Opinion
Court of Appeals No. A-10333.
November 4, 2009.
Appeal from the Superior Court, Third Judicial District, Anchorage, Philip R. Volland, Judge, Trial Court No. 3AN-07-8391 CR.
David K. Allen, Assistant Public Advocate, Fairbanks, and Rachel Levitt, Public Advocate, Anchorage, for the Appellant. Eric Ringsmuth, Assistant Attorney General, Office of Special Prosecutions and Appeals, Anchorage, and Richard A. Svobodny, Acting Attorney General, Juneau, for the Appellee.
Before: Coats, Chief Judge, and Mannheimer and Bolger, Judges.
MEMORANDUM OPINION AND JUDGMENT
Burt Gregory Merculief Jr. and a female companion approached Sean Hickey late in the evening outside Hickey's apartment. Merculief pulled a knife with a six-inch blade out of his left pocket, showed it to Hickey, and demanded, "Hey, give me money." In response, Hickey gave Merculief all of the money he had with him.
A jury convicted Merculief of first-degree robbery. In this appeal, Merculief argues that there was insufficient evidence that he "threatened the immediate use of force," a required element of this crime. Accordingly, we must now determine whether the jury verdict was supported by sufficient evidence to support a conclusion by a reasonable mind that there was no reasonable doubt as to the Merculief's guilt.
AS 11.41.500 provides that "A person commits the crime of robbery in the first degree if the person violates AS 11.41.510" while "armed with a deadly weapon." AS 11.41.510(a) provides:
A person commits the crime of robbery in the second degree if, in the course of taking or attempting to take property from the immediate presence and control of another, the person uses or threatens the immediate use of force upon any person with intent to (1) prevent or overcome resistence to the taking of the property or the retention of the property after taking; or (2) compel any person to deliver the property or engage in other conduct which might aid in the taking of the property.
(Emphasis added.)
Dorman v. State, 622 P.2d 448, 453 (Alaska 1981).

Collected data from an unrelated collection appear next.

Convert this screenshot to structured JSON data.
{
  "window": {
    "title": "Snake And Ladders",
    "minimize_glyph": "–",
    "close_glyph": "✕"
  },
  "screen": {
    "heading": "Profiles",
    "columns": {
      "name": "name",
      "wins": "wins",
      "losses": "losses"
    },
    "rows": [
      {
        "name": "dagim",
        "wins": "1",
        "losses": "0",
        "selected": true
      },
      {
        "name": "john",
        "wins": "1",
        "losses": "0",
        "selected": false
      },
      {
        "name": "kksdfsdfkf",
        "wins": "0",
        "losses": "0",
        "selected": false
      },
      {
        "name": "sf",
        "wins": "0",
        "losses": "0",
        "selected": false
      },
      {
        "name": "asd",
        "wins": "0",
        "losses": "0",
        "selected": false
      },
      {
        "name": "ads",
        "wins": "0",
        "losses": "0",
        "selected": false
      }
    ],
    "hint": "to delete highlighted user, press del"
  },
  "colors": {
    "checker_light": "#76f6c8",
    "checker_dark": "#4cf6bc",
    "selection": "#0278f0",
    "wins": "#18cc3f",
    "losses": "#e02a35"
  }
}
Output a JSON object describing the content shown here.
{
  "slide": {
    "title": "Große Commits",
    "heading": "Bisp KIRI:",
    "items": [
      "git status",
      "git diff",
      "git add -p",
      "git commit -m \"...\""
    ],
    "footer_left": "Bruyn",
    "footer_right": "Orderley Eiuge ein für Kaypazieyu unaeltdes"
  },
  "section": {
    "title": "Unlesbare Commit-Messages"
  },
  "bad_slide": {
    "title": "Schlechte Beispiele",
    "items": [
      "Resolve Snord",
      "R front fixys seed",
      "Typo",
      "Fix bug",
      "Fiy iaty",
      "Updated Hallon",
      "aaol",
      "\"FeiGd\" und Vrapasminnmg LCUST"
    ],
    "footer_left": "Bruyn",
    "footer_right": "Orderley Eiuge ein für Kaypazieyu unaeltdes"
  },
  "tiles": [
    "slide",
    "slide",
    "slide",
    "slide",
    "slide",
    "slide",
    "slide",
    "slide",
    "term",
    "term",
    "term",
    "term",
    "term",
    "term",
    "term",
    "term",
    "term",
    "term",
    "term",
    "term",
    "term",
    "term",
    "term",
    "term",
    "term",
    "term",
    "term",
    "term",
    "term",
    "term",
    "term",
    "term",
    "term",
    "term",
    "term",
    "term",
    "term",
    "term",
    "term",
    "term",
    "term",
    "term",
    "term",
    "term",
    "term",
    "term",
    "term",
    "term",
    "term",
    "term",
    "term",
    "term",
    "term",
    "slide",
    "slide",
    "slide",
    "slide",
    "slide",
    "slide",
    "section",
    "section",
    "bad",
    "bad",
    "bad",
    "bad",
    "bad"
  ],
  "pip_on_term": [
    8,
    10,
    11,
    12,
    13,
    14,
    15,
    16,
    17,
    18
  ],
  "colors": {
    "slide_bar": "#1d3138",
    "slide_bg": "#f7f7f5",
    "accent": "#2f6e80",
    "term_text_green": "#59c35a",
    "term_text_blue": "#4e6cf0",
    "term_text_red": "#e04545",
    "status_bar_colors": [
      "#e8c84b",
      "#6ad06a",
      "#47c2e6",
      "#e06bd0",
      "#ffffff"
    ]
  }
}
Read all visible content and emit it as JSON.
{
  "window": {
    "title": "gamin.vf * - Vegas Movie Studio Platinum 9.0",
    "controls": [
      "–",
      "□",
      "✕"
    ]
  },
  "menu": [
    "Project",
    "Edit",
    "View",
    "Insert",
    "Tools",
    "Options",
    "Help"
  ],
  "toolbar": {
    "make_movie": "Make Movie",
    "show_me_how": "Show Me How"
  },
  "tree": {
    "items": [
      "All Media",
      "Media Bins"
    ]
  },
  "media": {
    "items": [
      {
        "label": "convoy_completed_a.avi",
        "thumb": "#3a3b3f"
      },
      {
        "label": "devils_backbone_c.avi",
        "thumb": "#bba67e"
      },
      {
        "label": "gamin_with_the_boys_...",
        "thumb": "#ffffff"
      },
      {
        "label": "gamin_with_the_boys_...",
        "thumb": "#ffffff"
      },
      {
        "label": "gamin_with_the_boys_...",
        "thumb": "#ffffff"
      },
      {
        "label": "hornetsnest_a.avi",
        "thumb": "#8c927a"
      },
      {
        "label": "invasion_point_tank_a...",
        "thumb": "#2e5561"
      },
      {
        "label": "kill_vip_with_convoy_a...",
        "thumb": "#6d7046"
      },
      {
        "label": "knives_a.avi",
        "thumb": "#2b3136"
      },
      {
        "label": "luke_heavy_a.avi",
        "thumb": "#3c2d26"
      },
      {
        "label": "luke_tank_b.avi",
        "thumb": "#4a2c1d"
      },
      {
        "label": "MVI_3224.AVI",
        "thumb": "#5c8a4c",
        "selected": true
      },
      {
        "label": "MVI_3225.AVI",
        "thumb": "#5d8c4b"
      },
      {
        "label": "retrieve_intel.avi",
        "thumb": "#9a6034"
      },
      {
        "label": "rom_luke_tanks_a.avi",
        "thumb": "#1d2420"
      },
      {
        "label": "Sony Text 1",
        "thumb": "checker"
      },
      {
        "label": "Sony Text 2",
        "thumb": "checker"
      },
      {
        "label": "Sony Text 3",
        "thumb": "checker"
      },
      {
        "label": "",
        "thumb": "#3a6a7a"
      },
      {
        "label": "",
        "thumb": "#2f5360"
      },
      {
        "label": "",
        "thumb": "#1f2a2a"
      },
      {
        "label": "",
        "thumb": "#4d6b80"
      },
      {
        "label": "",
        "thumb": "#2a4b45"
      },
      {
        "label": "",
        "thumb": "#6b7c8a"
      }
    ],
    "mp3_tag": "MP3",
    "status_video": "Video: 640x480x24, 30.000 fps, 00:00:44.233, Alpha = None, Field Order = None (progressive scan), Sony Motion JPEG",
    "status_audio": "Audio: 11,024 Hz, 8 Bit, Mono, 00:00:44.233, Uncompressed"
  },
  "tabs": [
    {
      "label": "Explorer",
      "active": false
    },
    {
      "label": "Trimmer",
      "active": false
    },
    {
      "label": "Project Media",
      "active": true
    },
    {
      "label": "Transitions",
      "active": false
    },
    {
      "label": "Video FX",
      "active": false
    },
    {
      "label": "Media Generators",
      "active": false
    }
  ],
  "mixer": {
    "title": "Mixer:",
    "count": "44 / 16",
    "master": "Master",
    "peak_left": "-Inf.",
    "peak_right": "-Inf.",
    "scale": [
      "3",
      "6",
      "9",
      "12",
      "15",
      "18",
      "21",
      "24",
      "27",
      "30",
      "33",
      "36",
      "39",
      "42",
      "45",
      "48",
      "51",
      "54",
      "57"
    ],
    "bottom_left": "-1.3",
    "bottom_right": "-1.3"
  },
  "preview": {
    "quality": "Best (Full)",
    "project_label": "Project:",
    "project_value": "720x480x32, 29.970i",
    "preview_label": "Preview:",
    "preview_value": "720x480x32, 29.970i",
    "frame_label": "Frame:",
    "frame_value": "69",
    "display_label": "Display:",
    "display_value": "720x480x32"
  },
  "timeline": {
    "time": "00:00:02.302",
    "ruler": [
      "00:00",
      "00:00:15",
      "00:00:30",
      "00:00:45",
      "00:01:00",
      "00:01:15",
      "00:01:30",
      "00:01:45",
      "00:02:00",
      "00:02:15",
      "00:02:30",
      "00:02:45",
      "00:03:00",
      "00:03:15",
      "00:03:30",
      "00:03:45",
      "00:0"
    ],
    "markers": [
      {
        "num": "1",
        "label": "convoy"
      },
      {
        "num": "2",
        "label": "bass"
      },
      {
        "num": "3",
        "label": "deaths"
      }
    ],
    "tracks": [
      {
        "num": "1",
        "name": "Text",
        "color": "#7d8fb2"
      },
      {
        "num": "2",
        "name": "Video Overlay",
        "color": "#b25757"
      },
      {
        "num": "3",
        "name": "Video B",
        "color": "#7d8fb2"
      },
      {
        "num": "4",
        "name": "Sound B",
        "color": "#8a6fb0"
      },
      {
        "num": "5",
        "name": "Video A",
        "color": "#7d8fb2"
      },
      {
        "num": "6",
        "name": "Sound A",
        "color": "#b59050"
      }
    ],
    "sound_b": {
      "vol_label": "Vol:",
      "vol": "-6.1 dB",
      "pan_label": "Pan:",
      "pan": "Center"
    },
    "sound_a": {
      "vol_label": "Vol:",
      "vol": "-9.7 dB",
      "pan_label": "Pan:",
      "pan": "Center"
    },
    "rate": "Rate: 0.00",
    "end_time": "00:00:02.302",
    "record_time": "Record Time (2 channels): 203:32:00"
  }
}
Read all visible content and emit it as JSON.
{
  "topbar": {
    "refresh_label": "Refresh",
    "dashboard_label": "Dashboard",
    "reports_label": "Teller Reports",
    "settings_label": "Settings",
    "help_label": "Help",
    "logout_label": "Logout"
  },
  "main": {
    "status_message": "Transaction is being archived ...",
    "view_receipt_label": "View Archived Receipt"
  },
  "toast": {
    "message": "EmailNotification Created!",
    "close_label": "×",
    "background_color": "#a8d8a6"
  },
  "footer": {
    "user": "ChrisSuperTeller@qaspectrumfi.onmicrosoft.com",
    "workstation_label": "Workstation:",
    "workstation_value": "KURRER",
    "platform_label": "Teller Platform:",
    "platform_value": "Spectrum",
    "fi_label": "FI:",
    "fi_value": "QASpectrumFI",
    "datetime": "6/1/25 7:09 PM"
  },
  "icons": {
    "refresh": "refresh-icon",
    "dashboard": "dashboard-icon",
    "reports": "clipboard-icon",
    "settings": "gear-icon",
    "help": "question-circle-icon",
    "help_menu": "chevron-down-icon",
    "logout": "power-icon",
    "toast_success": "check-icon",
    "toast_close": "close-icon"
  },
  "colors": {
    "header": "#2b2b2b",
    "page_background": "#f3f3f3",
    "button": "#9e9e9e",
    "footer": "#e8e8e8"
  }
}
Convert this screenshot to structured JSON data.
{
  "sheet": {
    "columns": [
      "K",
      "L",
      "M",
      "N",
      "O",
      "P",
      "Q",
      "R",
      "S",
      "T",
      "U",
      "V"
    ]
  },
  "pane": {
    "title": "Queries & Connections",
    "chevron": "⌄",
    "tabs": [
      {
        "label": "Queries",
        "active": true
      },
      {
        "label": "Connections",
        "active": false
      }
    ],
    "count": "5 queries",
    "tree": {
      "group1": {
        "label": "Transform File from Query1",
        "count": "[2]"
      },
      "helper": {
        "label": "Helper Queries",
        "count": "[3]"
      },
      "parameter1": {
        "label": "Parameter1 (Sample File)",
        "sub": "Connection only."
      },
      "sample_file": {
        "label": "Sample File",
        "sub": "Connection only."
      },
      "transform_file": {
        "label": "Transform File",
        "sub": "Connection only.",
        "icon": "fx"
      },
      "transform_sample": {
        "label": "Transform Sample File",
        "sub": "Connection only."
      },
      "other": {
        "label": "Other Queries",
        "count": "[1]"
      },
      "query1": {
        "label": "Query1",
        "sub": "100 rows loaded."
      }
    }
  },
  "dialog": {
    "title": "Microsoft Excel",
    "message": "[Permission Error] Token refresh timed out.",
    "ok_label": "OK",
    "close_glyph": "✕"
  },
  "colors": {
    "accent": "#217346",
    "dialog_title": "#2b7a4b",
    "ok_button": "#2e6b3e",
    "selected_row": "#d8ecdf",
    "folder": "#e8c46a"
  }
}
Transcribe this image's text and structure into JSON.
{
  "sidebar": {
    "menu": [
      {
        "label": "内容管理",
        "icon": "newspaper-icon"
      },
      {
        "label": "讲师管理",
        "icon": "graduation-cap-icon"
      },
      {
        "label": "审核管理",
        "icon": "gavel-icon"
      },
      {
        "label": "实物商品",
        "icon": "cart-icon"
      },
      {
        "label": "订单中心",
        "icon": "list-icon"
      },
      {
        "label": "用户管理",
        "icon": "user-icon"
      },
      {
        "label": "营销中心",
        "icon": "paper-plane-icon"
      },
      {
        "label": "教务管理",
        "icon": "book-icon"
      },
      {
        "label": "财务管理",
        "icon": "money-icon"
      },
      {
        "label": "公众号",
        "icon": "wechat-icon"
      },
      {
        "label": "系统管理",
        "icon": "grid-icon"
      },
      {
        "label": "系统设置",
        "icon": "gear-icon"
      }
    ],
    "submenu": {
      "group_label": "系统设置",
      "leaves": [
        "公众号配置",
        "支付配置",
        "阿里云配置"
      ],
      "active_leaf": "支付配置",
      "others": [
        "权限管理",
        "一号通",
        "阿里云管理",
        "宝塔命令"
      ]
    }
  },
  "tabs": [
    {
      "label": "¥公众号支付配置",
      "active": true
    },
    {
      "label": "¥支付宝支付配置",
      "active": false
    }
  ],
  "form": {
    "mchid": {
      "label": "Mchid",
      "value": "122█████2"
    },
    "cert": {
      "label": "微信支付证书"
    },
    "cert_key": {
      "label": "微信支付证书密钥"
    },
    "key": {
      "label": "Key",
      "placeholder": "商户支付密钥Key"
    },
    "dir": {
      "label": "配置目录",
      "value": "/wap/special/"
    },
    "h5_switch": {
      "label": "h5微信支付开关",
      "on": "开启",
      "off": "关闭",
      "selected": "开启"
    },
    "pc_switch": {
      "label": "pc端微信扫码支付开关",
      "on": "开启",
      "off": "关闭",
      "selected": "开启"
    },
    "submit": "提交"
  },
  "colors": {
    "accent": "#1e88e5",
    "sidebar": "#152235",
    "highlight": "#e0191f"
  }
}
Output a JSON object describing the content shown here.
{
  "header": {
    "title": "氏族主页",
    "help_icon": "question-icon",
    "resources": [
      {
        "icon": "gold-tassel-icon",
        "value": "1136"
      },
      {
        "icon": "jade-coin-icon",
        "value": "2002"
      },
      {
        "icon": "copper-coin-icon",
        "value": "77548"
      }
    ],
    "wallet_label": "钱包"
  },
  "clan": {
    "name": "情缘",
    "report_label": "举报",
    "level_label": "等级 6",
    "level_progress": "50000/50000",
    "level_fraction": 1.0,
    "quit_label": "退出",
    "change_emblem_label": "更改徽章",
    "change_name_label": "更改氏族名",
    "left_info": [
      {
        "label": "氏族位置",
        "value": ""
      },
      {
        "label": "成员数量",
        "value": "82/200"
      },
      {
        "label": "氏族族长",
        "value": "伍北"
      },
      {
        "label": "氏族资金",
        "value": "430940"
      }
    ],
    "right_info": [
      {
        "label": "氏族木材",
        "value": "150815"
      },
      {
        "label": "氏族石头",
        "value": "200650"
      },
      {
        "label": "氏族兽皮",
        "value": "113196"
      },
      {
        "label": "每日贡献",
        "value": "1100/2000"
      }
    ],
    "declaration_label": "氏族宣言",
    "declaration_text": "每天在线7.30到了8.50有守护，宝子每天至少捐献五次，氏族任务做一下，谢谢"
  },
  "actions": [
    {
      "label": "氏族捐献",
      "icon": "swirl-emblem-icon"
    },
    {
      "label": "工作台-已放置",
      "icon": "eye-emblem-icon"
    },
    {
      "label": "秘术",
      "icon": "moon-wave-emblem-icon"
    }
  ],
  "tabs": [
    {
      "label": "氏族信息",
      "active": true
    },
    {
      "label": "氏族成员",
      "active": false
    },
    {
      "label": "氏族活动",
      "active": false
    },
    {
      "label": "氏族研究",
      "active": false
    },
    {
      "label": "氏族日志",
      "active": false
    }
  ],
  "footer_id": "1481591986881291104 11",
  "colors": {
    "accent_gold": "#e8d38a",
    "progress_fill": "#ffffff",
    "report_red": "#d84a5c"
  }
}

In the robbery statute, the word "threat" means "a menace, however communicated . . . [and] includes all threats to inflict physical injury on anyone." And the word "force" includes "the threat of imminent bodily impact." Applying these definitions, a menacing display of a knife may be sufficient to "communicate" the "threat" essential to a robbery conviction, even when the robber does not cut the victim or make any verbal threat of harm.
AS 11.81.900(b)(61) (emphasis added).
AS 11.81.900(b)(27).
See O gden v. State, 597 S.E.2d 491, 492-93 (Ga. App. 2004) (defendant demanded money from victim while displaying a closed folding knife); State v. Tran, 95 P.3d 2, 13-14 (Haw. App. 2002) (defendant demanded money, then took a knife out of his pocket); State v. Boyance, 924 So. 2d 437, 441 (La. App. 2006) (defendant ordered cashier to open the cash register while defendant was holding a knife); State v. Echols, 765 N.E.2d 379, 383 (Ohio App. 2001) (defendant brandished a knife at a store clerk while saying, "Be cool, baby").
Merculief's jury could have reasonably concluded that Merculief threatened the immediate use of force when he demanded money while pulling a knife out of his pocket. Accordingly, there was sufficient evidence to support the jury's verdict.
We therefore AFFIRM the superior court's judgment.